India's unilateral decision to scrap Article 370 of its constitution, which allows a limited independence ("special status") to its Himalayan state of Jammu and Kashmir, has attracted international condemnation and outrage in almost equal measures (and, I suppose, a certain amount of praise and tub-thumping within Hindu circles, although there have been protests against the action even within India). This effectively downgrades the region from state to territory, and reduces its semi-autonomous decion-making ability. Local Kashmiris are bewildered, frustrated and angry, and nuclear-armed Pakistan next door is threatening reprisals. The region is in lock-down with a strict curfew, and all communications with the outside world, including the internet, have been cut off. An already tense region, therefore, just became a whole lot tenser, and the situation could go in any number of directions.
There are various reasons why Hindu nationalist Narendra Modi has decided to make such a contentious move at this time, although his claims that his intention is to free Kashmir from decades of turmoil and violence are clearly disingenuous. But, to be fair, Article 370 was only ever mean to be temporary - despite having lasted 70 years! - and Kashmir remains one of the most militarized and unstable regions in the world, a situation that is clearly not sustainable in the long term (not that 70 years is exactly short!)
Anyway, make if it, and Modi's justification for it, what you will. My question was: why is Jammu and Kashmir in that position in the first place? Why did Hindu-majority India end up with a Muslim-majority province at all?
A little potted history: when British India was partitioned in 1947, generally speaking the Muslim-majority areas became West Pakistan (later just Pakistan) and East Bengal (later East Pakistan and then Bangladesh), and the Hindu-majority remainder became modern India. However, despite its clear Muslim majority (about 77%) and unequivocal claims from Pakistan that the region was theirs, the Maharaja of the princely state of Jammu and Kashmir was undecided as to whether to join with Pakistan or India. In the resulting power vacuum, Pakistani fighters entered the region, intent on claiming it for Pakistan. Kashmir (in the person of Maharaja Hari Singh) then agreed to an "accession treaty" with India, in return for Indian troops pushing out the Pakistani invaders, and the region's uneasy relationship with India was begun. Arguably, then, it was the dithering of the Maharaja, and his failure to determine the future of his state before the transfer of power took place, that has led to all the bloodshed and uncertainty that has plagued this beautiful region ever since.
As a result of that first Kashmir war, both Pakistan and India came to control different parts of the zone, and a ceasefire line was established, although neither country surrendered its claims.
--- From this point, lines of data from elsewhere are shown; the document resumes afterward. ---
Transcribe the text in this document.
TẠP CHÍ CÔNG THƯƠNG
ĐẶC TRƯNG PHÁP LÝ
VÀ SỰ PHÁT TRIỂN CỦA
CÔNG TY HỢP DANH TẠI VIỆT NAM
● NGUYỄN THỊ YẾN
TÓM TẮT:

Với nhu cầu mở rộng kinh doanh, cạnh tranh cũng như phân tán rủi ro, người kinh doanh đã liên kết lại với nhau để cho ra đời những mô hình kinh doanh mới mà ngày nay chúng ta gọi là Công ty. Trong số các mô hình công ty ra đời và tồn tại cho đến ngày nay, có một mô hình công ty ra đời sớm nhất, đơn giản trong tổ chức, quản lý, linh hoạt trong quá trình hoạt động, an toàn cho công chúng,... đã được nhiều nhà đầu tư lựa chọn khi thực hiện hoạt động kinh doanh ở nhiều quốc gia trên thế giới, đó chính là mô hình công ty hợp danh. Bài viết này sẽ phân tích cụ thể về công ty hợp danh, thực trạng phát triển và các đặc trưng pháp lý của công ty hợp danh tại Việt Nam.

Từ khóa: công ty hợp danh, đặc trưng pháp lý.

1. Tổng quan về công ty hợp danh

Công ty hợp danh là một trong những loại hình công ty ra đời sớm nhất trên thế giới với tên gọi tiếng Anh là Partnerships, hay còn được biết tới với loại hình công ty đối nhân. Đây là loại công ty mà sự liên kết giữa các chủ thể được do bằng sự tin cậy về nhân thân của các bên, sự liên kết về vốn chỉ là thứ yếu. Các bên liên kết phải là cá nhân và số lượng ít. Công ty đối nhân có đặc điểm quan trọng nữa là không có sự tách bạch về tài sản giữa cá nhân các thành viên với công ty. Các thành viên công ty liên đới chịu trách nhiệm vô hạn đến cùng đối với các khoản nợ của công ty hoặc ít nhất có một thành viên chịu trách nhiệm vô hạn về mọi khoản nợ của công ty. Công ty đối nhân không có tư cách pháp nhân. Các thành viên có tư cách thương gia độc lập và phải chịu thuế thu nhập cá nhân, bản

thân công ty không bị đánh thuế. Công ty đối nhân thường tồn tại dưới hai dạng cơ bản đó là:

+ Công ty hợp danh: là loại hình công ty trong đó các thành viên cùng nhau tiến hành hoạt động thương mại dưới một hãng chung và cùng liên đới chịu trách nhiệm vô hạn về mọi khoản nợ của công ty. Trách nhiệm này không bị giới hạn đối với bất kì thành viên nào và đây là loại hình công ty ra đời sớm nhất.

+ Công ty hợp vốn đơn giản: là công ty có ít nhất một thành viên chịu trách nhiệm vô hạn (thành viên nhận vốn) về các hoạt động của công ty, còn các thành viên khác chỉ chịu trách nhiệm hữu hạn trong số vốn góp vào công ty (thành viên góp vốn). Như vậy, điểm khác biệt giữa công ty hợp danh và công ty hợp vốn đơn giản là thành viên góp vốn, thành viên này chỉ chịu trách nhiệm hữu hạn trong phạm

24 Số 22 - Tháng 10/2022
A 1948 UN resolution, calling for the demilitarization of the area, was never acted upon, and the "reference to the people" (plebiscite) that was required as part of the Indian accession agreement likewise never happened, so its status remains anomalous (and, arguably, illegal). When India drew up its constitution document in 1949, Article 370 allowed Jammu and Kashmir to have its own separate constitution and its own flag, along with some limited autonomy over the internal administration of the state, particularly over citizenship and property rights (which, importantly, allowed it to block Indians from other states from moving there).
Two inconclusive but bloody wars have since been fought over the state, which remains a potential flashpoint between the two nuclear-armed powers. Modi's precipitate actions this week might just have set the stage for a third.